Cutting Graphite for the BGRR
In 1947, I applied for a machinist job with Liberty Motors in Bethpage, Long Island. I was told that the company was operating a machine shop in Brookhaven National Lab. They had openings, and Upton, where the Lab was sited, was very close to where I lived. I applied and got hired to work on the ‘pile’ — the new graphite reactor.

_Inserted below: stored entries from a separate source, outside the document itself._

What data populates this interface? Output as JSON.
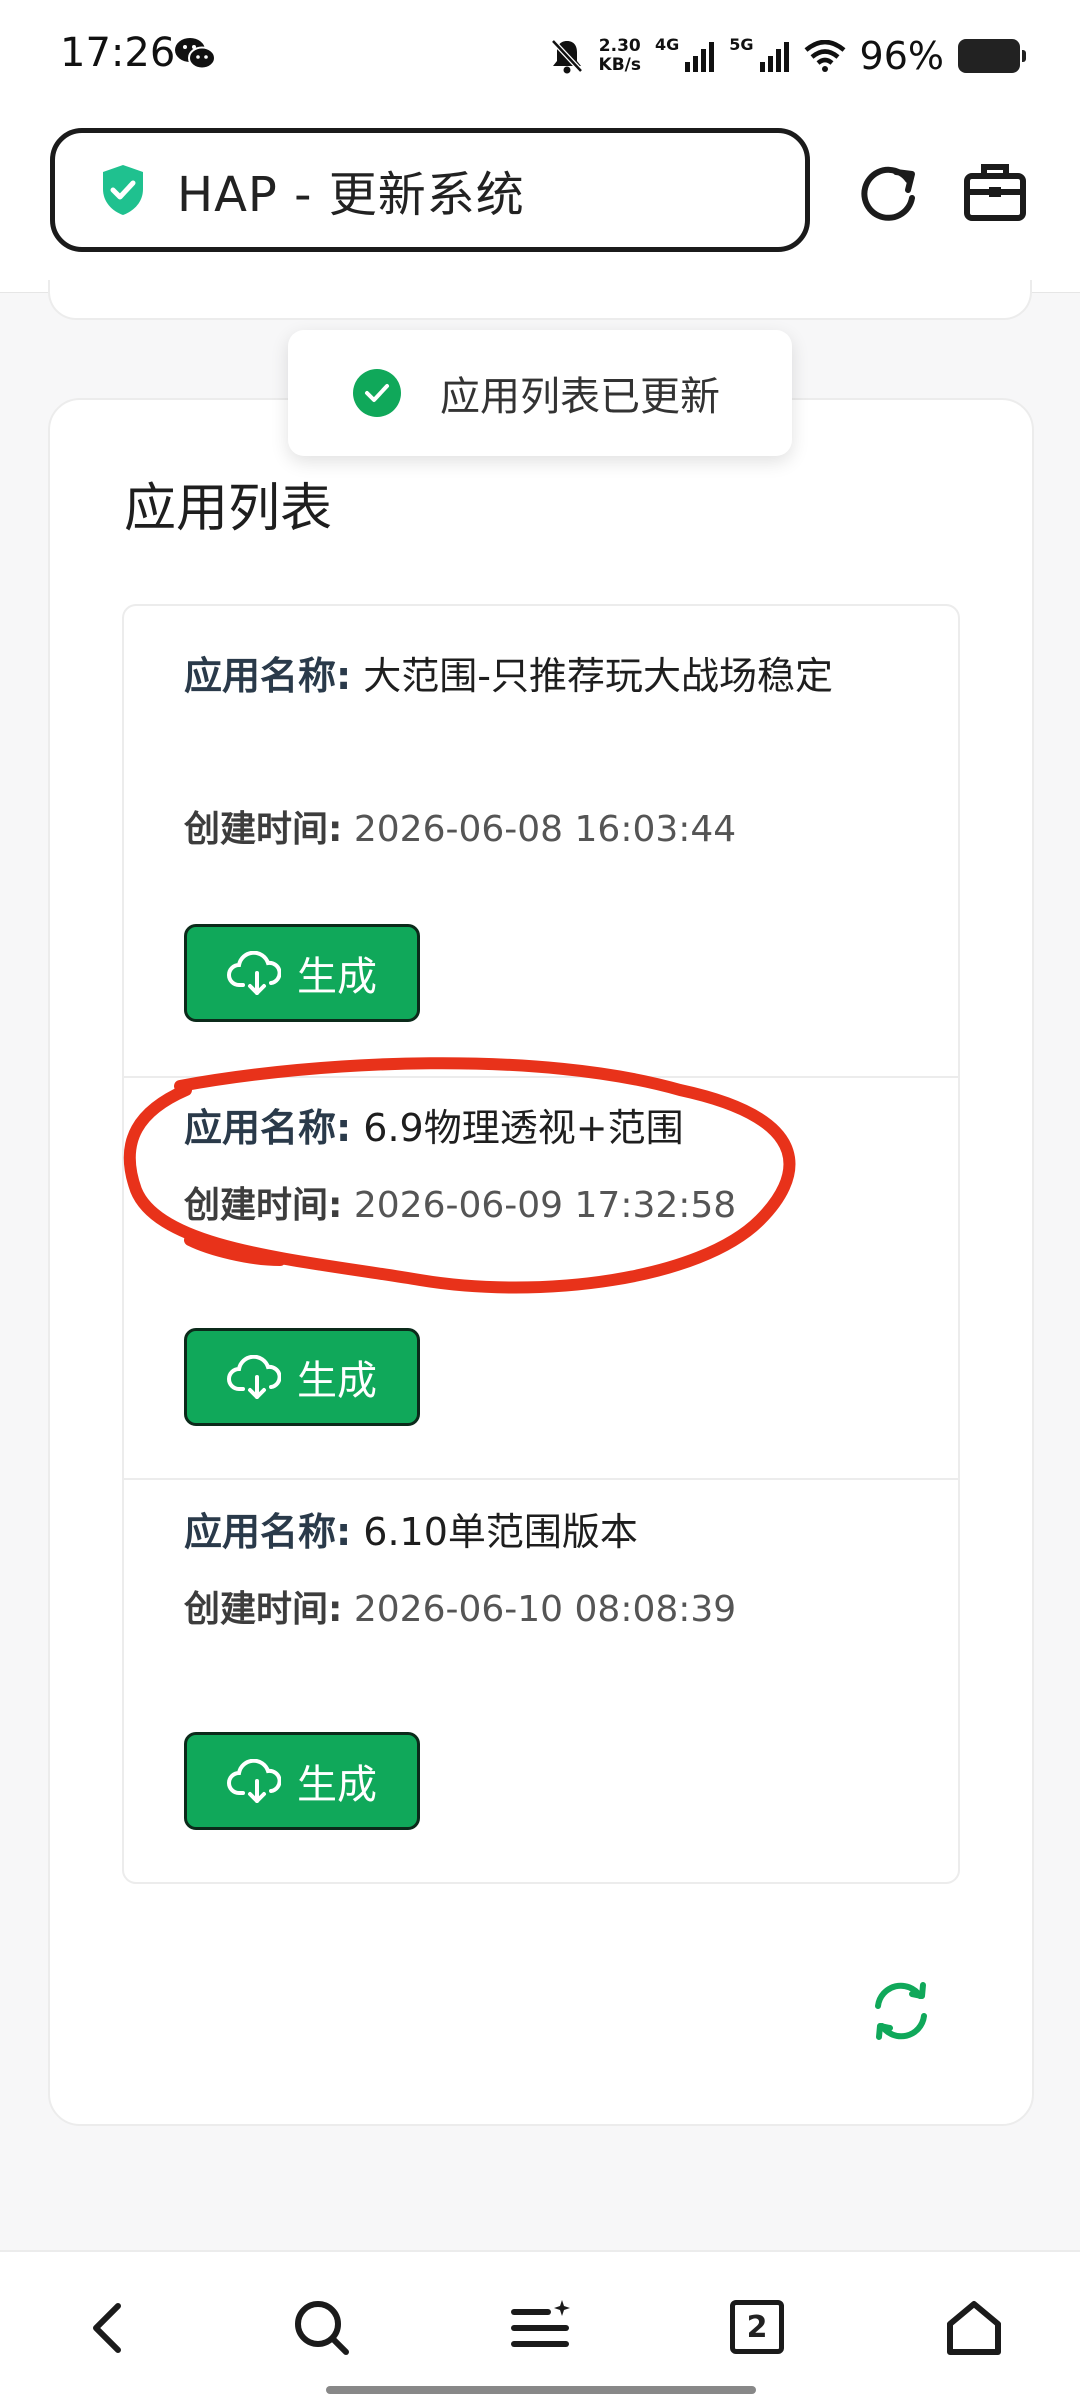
{
  "status_bar": {
    "time": "17:26",
    "net_speed_value": "2.30",
    "net_speed_unit": "KB/s",
    "network_1": "4G",
    "network_2": "5G",
    "battery": "96%"
  },
  "browser": {
    "title": "HAP - 更新系统"
  },
  "toast": {
    "message": "应用列表已更新"
  },
  "section": {
    "title": "应用列表"
  },
  "apps": [
    {
      "name_label": "应用名称:",
      "name": "大范围-只推荐玩大战场稳定",
      "time_label": "创建时间:",
      "time": "2026-06-08 16:03:44",
      "button": "生成"
    },
    {
      "name_label": "应用名称:",
      "name": "6.9物理透视+范围",
      "time_label": "创建时间:",
      "time": "2026-06-09 17:32:58",
      "button": "生成"
    },
    {
      "name_label": "应用名称:",
      "name": "6.10单范围版本",
      "time_label": "创建时间:",
      "time": "2026-06-10 08:08:39",
      "button": "生成"
    }
  ],
  "bottom_nav": {
    "tab_count": "2"
  },
  "colors": {
    "accent_green": "#10a85a",
    "annotation_red": "#e8321a"
  }
}
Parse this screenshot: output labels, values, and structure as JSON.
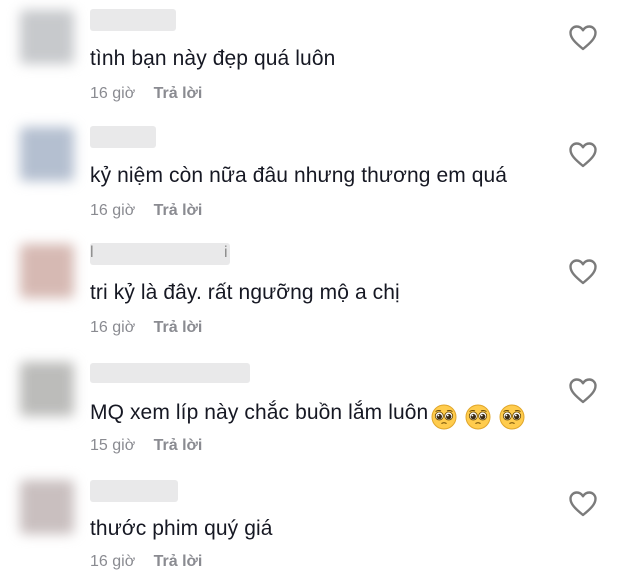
{
  "comments": [
    {
      "text": "tình bạn này đẹp quá luôn",
      "time": "16 giờ",
      "reply": "Trả lời",
      "name_initial": "",
      "name_tail": "",
      "avatar_color": "#c7c9cc",
      "name_width_pct": 55
    },
    {
      "text": "kỷ niệm còn nữa đâu nhưng thương em quá",
      "time": "16 giờ",
      "reply": "Trả lời",
      "name_initial": "",
      "name_tail": "",
      "avatar_color": "#b4bfd0",
      "name_width_pct": 30
    },
    {
      "text": "tri kỷ là đây. rất ngưỡng mộ a chị",
      "time": "16 giờ",
      "reply": "Trả lời",
      "name_initial": "l",
      "name_tail": "i",
      "avatar_color": "#d6b9b3",
      "name_width_pct": 100
    },
    {
      "text": "MQ xem líp này chắc buồn lắm luôn",
      "time": "15 giờ",
      "reply": "Trả lời",
      "name_initial": "",
      "name_tail": "",
      "avatar_color": "#bcbcba",
      "name_width_pct": 100,
      "emojis": [
        "pleading-face-emoji",
        "pleading-face-emoji",
        "pleading-face-emoji"
      ]
    },
    {
      "text": "thước phim quý giá",
      "time": "16 giờ",
      "reply": "Trả lời",
      "name_initial": "",
      "name_tail": "",
      "avatar_color": "#c9bfbf",
      "name_width_pct": 52
    }
  ],
  "icons": {
    "like": "heart-outline-icon"
  },
  "colors": {
    "text": "#161823",
    "meta": "#8a8b91",
    "heart": "#7b7b7b"
  }
}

Security at the Lab was very stringent.* The badges were color-coded, and you had to stay in your area and not wander around. Security checked you in, and at the end of the shift you were checked out. If you didn’t check out, they went looking for you. One time, the bolts on my car’s drive shaft loosened and the drive shaft dropped. Security found me and I had to call my father to come and tow the car home. We could not leave it on site.
The graphite was handled with cotton gloves because the oils in your hands could contaminate it. We had drums of cotton gloves to change when necessary. The graphite came in slabs of approximately 4 ft. by 8 ft. by about 6 inches, as I recall. The pieces were rough-cut to size on a band saw. They were then machined to size, using Simplex and Duplex and conventional milling machines. On our lunch hour, we would sit on the loading platform and watch the pouring of the base for the stack.

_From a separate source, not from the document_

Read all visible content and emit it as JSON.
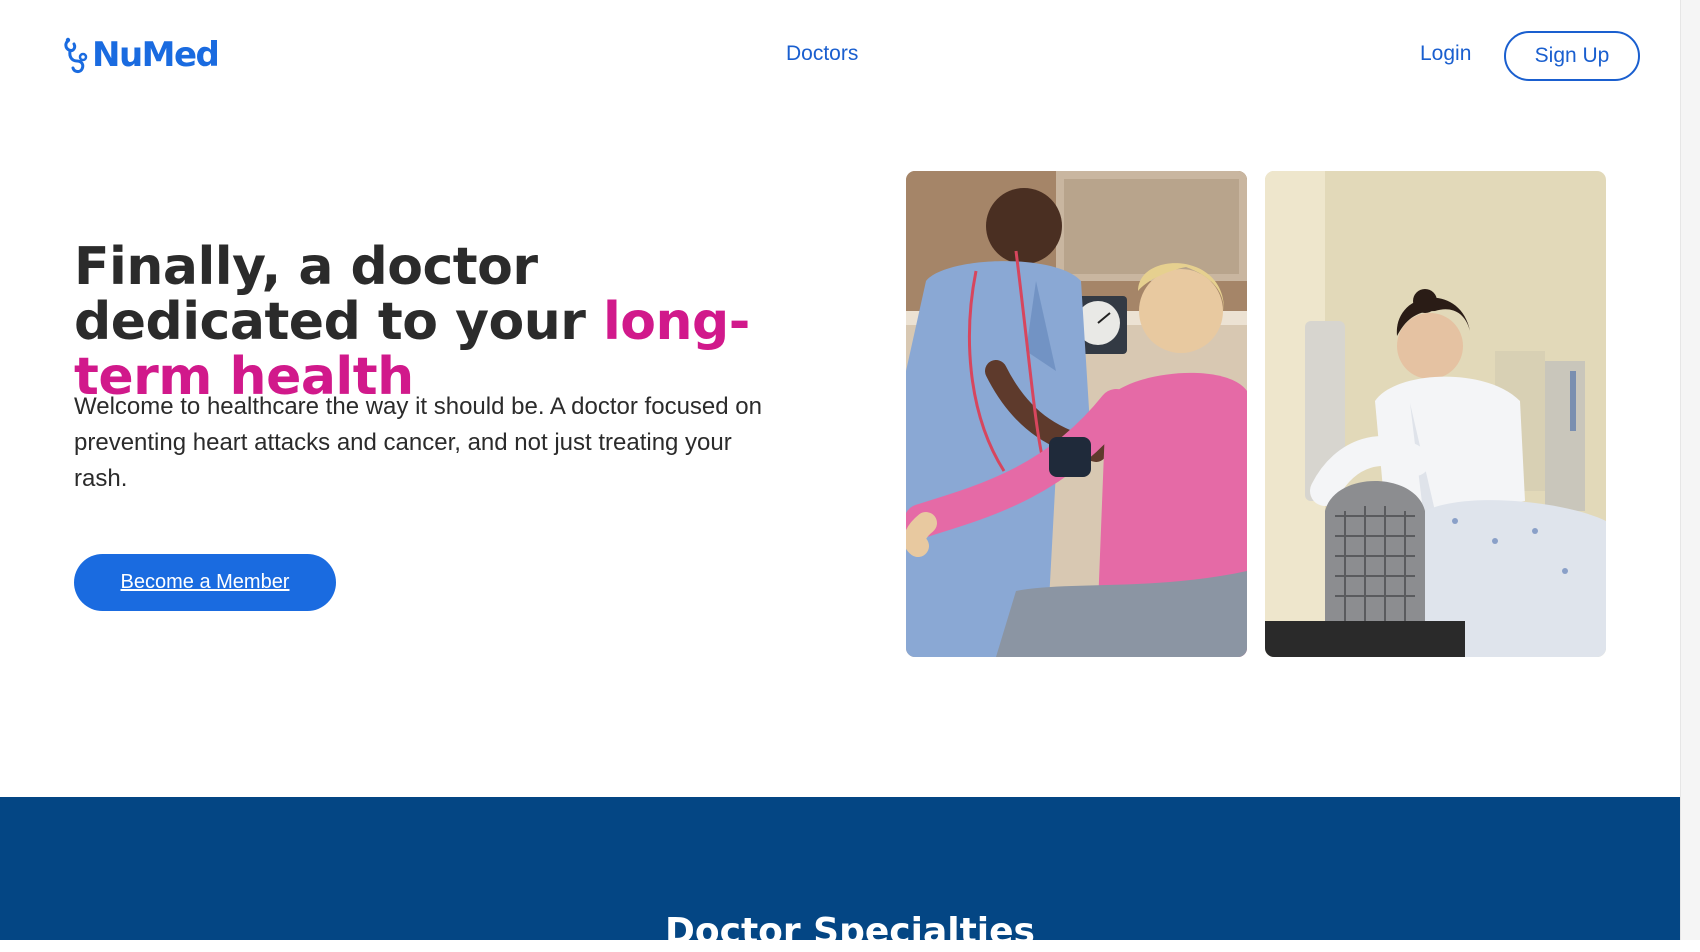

The work lasted one to two years, I think. At the termination of the job, we were told that we could stay on if the custodial foreman appeared. We couldn’t find him, so we left the site.
I returned about 16 years later in February 1965, when Republic Aviation, where I worked, was going out of business. I started as a Plant Maintenance custodian, then transferred to machine maintenance in Central Shops. In 1968, I moved again, to become a firefighter in the Fire Department, from which I retired in 1988 [as a Firefighter/Emergency Medical Technician].
Wilson told the Bulletin staff that a group photo of his graphite-cutting team used to be on the wall of the old reactor, Bldg. 701. The Bulletin investigated and with the aid of present 701 inhabitants — Kathy Schoenig and Frank Mitchell of Environmental Restoration Projects — found the photo and caption still stuck, frameless, halfway up the old concrete staircase, presumably after almost 60 years. Once scanned, the photo was returned and is now back in its place.
*A fascinating description of the political ins and outs of early security at the Lab and how it was eventually relaxed is found in "Making Physics, the history of BNL’s first 25 years," by Robert Crease, now Chair of the Philosophy Department at Stony Brook University.